Best was toddler who came in carried by father unconscious and choking. No luck with Hemlich, I managed to gently ventilate until the ED doc got Magill forceps and pulled out a round piece of hard candy. She immediately woke up and acted like nothing happened. Parents thought we were miracle workers.?
poetic412
3 Posts
I had the unpleasure of a disastrous experience with an unruly patient who happened to be a nurse in rehab one time and his family. The patient was in his last 2 weeks of rehab and had a PEG tube but was starting to swallow his medications and had been learning to eat meals however we were supplementing his meals with nocturnal feedings. For three days in a row I had administered the patient's morning medications orally. The patient took his medications one by one with gatorade. On a Monday morning I had been off the weekend and over the weekend a nurse had crushed all his meds and pushed them through his peg for two days. I asked the patient before beginning if he wanted them crushed or wanted to swallow the medications twice. The patient stated, " I will swallow them." Well I proceeded giving the medications one by one to the patient. Mid way through the Occupational Therapist comes in and tells us to hurry up. This was patient who was nervous, anxious and one you didn't push. He had attempted suicide and was recovering from a brain injury. SOOOOO I continue giving him the medications one by one as his frustration level builds and the occupational therapy sits there staring at us. Then the patient's mother comes in and she keeps pressing the patient. Mid way through he decided he does not want any other meds. This was the patient decision. This was fine, I offer to crush and put the meds in his peg. The patient refuses. This is fine it is his patient right. So I mark off the meds the patient did not take in the MAR. I get called back in the room by the Physician to talk to the mother over what happened I explain and the family is angry because I did not give the rest of the medications. The patient was of sound mind and had a right to refuse. After the fact I'm no longer allowed to be in the patient room. A few weeks after the fact I'm no longer allowed to work or float to that floor due to that patient and family interaction. That was the worst patient/family experience ever and I did nothing wrong.
mmc51264, BSN, MSN, RN
3,308 Posts
The best experience I have had, and it was many years ago. I had a pt that had AIDS. He said he normally went to a different hospital (we have 2 level 1 trauma centers within 10 mi of each other) but ended up with us.

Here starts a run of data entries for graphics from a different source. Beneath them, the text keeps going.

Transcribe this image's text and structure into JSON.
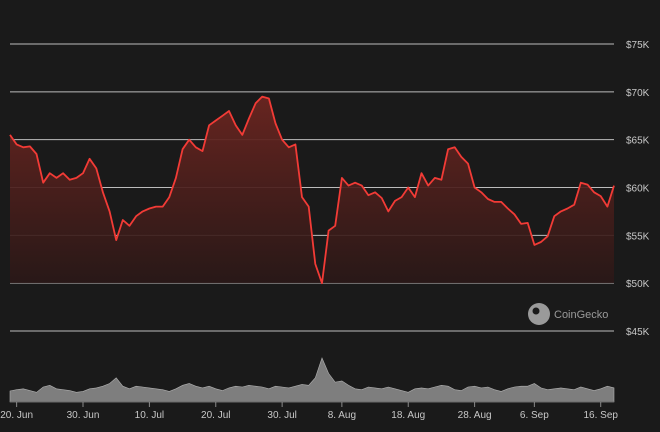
{
  "watermark": {
    "text": "CoinGecko"
  },
  "chart_data": {
    "type": "area",
    "title": "",
    "xlabel": "",
    "ylabel": "",
    "ylim": [
      40000,
      77500
    ],
    "grid": true,
    "y_ticks": [
      {
        "value": 75000,
        "label": "$75K"
      },
      {
        "value": 70000,
        "label": "$70K"
      },
      {
        "value": 65000,
        "label": "$65K"
      },
      {
        "value": 60000,
        "label": "$60K"
      },
      {
        "value": 55000,
        "label": "$55K"
      },
      {
        "value": 50000,
        "label": "$50K"
      },
      {
        "value": 45000,
        "label": "$45K"
      }
    ],
    "x_ticks": [
      "20. Jun",
      "30. Jun",
      "10. Jul",
      "20. Jul",
      "30. Jul",
      "8. Aug",
      "18. Aug",
      "28. Aug",
      "6. Sep",
      "16. Sep"
    ],
    "x_tick_dates": [
      "2024-06-20",
      "2024-06-30",
      "2024-07-10",
      "2024-07-20",
      "2024-07-30",
      "2024-08-08",
      "2024-08-18",
      "2024-08-28",
      "2024-09-06",
      "2024-09-16"
    ],
    "colors": {
      "line": "#f23b36",
      "fill_top": "#6b2520",
      "fill_bottom": "#2a1817",
      "grid": "#d9d9d9",
      "volume": "#8a8a8a"
    },
    "x": [
      "2024-06-19",
      "2024-06-20",
      "2024-06-21",
      "2024-06-22",
      "2024-06-23",
      "2024-06-24",
      "2024-06-25",
      "2024-06-26",
      "2024-06-27",
      "2024-06-28",
      "2024-06-29",
      "2024-06-30",
      "2024-07-01",
      "2024-07-02",
      "2024-07-03",
      "2024-07-04",
      "2024-07-05",
      "2024-07-06",
      "2024-07-07",
      "2024-07-08",
      "2024-07-09",
      "2024-07-10",
      "2024-07-11",
      "2024-07-12",
      "2024-07-13",
      "2024-07-14",
      "2024-07-15",
      "2024-07-16",
      "2024-07-17",
      "2024-07-18",
      "2024-07-19",
      "2024-07-20",
      "2024-07-21",
      "2024-07-22",
      "2024-07-23",
      "2024-07-24",
      "2024-07-25",
      "2024-07-26",
      "2024-07-27",
      "2024-07-28",
      "2024-07-29",
      "2024-07-30",
      "2024-07-31",
      "2024-08-01",
      "2024-08-02",
      "2024-08-03",
      "2024-08-04",
      "2024-08-05",
      "2024-08-06",
      "2024-08-07",
      "2024-08-08",
      "2024-08-09",
      "2024-08-10",
      "2024-08-11",
      "2024-08-12",
      "2024-08-13",
      "2024-08-14",
      "2024-08-15",
      "2024-08-16",
      "2024-08-17",
      "2024-08-18",
      "2024-08-19",
      "2024-08-20",
      "2024-08-21",
      "2024-08-22",
      "2024-08-23",
      "2024-08-24",
      "2024-08-25",
      "2024-08-26",
      "2024-08-27",
      "2024-08-28",
      "2024-08-29",
      "2024-08-30",
      "2024-08-31",
      "2024-09-01",
      "2024-09-02",
      "2024-09-03",
      "2024-09-04",
      "2024-09-05",
      "2024-09-06",
      "2024-09-07",
      "2024-09-08",
      "2024-09-09",
      "2024-09-10",
      "2024-09-11",
      "2024-09-12",
      "2024-09-13",
      "2024-09-14",
      "2024-09-15",
      "2024-09-16",
      "2024-09-17",
      "2024-09-18"
    ],
    "price": [
      65500,
      64500,
      64200,
      64300,
      63500,
      60500,
      61500,
      61000,
      61500,
      60800,
      61000,
      61500,
      63000,
      62000,
      59500,
      57500,
      54500,
      56600,
      56000,
      57000,
      57500,
      57800,
      58000,
      58000,
      59000,
      61000,
      64000,
      65000,
      64200,
      63800,
      66500,
      67000,
      67500,
      68000,
      66500,
      65500,
      67200,
      68800,
      69500,
      69300,
      66700,
      65000,
      64200,
      64500,
      59000,
      58000,
      52000,
      50000,
      55500,
      56000,
      61000,
      60200,
      60500,
      60200,
      59200,
      59500,
      58900,
      57500,
      58600,
      59000,
      60000,
      59000,
      61500,
      60200,
      61000,
      60800,
      64000,
      64200,
      63200,
      62500,
      60000,
      59500,
      58800,
      58500,
      58500,
      57800,
      57200,
      56200,
      56300,
      54000,
      54300,
      54900,
      57000,
      57500,
      57800,
      58200,
      60500,
      60300,
      59500,
      59100,
      58000,
      60200
    ],
    "volume": [
      0.25,
      0.28,
      0.3,
      0.26,
      0.22,
      0.34,
      0.38,
      0.3,
      0.28,
      0.26,
      0.22,
      0.24,
      0.3,
      0.32,
      0.36,
      0.42,
      0.55,
      0.36,
      0.3,
      0.36,
      0.34,
      0.32,
      0.3,
      0.28,
      0.24,
      0.3,
      0.38,
      0.42,
      0.36,
      0.32,
      0.36,
      0.3,
      0.26,
      0.32,
      0.36,
      0.34,
      0.38,
      0.36,
      0.34,
      0.3,
      0.36,
      0.34,
      0.32,
      0.36,
      0.4,
      0.38,
      0.55,
      1.0,
      0.65,
      0.45,
      0.48,
      0.38,
      0.3,
      0.28,
      0.34,
      0.32,
      0.3,
      0.34,
      0.3,
      0.26,
      0.22,
      0.3,
      0.32,
      0.3,
      0.34,
      0.38,
      0.36,
      0.28,
      0.26,
      0.34,
      0.36,
      0.32,
      0.34,
      0.28,
      0.24,
      0.3,
      0.34,
      0.36,
      0.36,
      0.42,
      0.32,
      0.28,
      0.3,
      0.32,
      0.3,
      0.28,
      0.34,
      0.3,
      0.26,
      0.3,
      0.36,
      0.32
    ]
  }
}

He was homeless, dirty, had very little clothing. Probably was an IV drug user. I think he came in for possible pneumonia. I had him as a pt for 2 or 3 days. When I told him that I wouldn't be back for a couple of days (I am a weekend RN), he told me that he wanted to thank me because I was the first nurse in a very long time that someone treated him like a human being. That broke my heart. I was just doing my job: brought him a drink or a snack, maybe a warm blanket. He asked for very little.

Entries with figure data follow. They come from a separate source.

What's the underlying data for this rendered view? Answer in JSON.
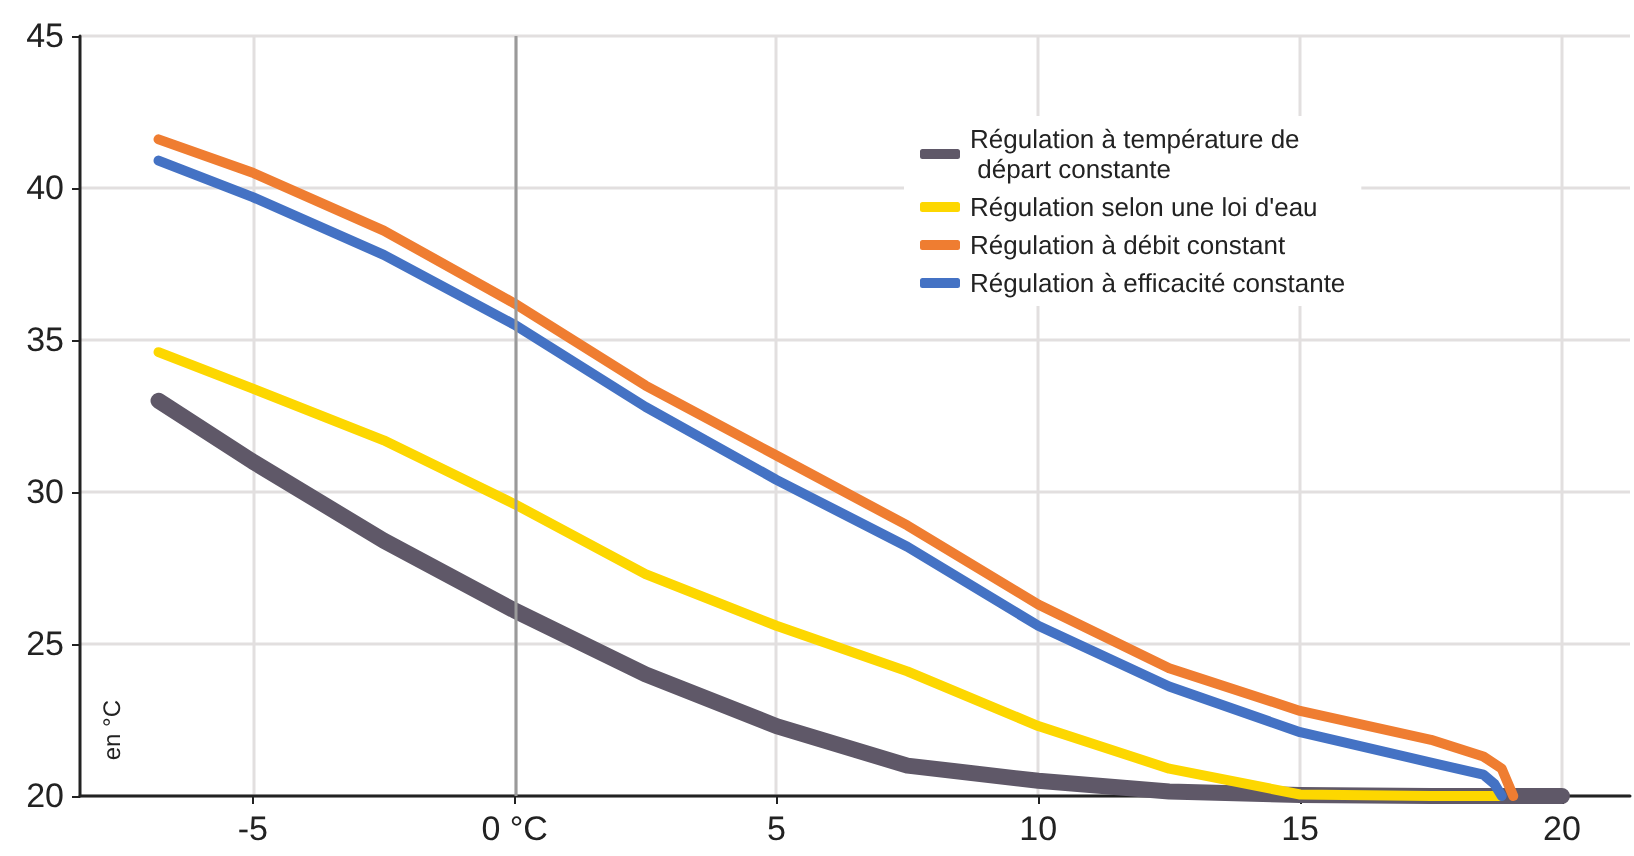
{
  "chart_data": {
    "type": "line",
    "ylabel": "en °C",
    "xlim": [
      -8.3,
      21.3
    ],
    "ylim": [
      20,
      45
    ],
    "xticks": [
      -5,
      {
        "value": 0,
        "label": "0 °C"
      },
      5,
      10,
      15,
      20
    ],
    "yticks": [
      20,
      25,
      30,
      35,
      40,
      45
    ],
    "grid": true,
    "legend": "top right",
    "marker": "none",
    "line_style": "solid",
    "ref_lines": [
      {
        "axis": "x",
        "value": 0,
        "label": null,
        "color": "#9a9a9a"
      }
    ],
    "series": [
      {
        "name": "Régulation à température de départ constante",
        "color": "#5f5868",
        "x": [
          -6.8,
          -5,
          -2.5,
          0,
          2.5,
          5,
          7.5,
          10,
          12.5,
          15,
          17.5,
          20
        ],
        "values": [
          33.0,
          31.0,
          28.4,
          26.1,
          24.0,
          22.3,
          21.0,
          20.5,
          20.15,
          20.03,
          20,
          20
        ]
      },
      {
        "name": "Régulation selon une loi d'eau",
        "color": "#fdd700",
        "x": [
          -6.8,
          -5,
          -2.5,
          0,
          2.5,
          5,
          7.5,
          10,
          12.5,
          15,
          17.5,
          18.8
        ],
        "values": [
          34.6,
          33.4,
          31.7,
          29.6,
          27.3,
          25.6,
          24.1,
          22.3,
          20.9,
          20.05,
          20,
          20
        ]
      },
      {
        "name": "Régulation à débit constant",
        "color": "#ef7d31",
        "x": [
          -6.8,
          -5,
          -2.5,
          0,
          2.5,
          5,
          7.5,
          10,
          12.5,
          15,
          17.5,
          18.5,
          18.85,
          19.07
        ],
        "values": [
          41.6,
          40.5,
          38.6,
          36.2,
          33.5,
          31.2,
          28.9,
          26.3,
          24.2,
          22.8,
          21.85,
          21.3,
          20.9,
          20
        ]
      },
      {
        "name": "Régulation à efficacité constante",
        "color": "#4472c4",
        "x": [
          -6.8,
          -5,
          -2.5,
          0,
          2.5,
          5,
          7.5,
          10,
          12.5,
          15,
          17.5,
          18.5,
          18.71,
          18.85
        ],
        "values": [
          40.9,
          39.7,
          37.8,
          35.5,
          32.8,
          30.4,
          28.2,
          25.6,
          23.6,
          22.1,
          21.1,
          20.7,
          20.4,
          20
        ]
      }
    ]
  }
}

It was very eye opening to me as a fairly new nurse. There are people that appreciate what we do. ❤️
The worst was recently, a pt was frustrated about the situation (they wanted to go home but weren't medically ready) There had already been some drama, but I was in charge on this weekend and this person flipped their lid. In a sea of nurses all wearing the same color scrubs, they singled me out, was videotaping me on their phone and said that they would kill me.
With the "transparency" that they want pts to have, the pts can see everything in their chart, in real time, so even though our full names are not on our badges, they can see our full names on benign progress notes.
It really freaked me out. The police were like, "those are just words" I did not feel supported. I understand pt centered care, but at some point, our safety has to take precedence.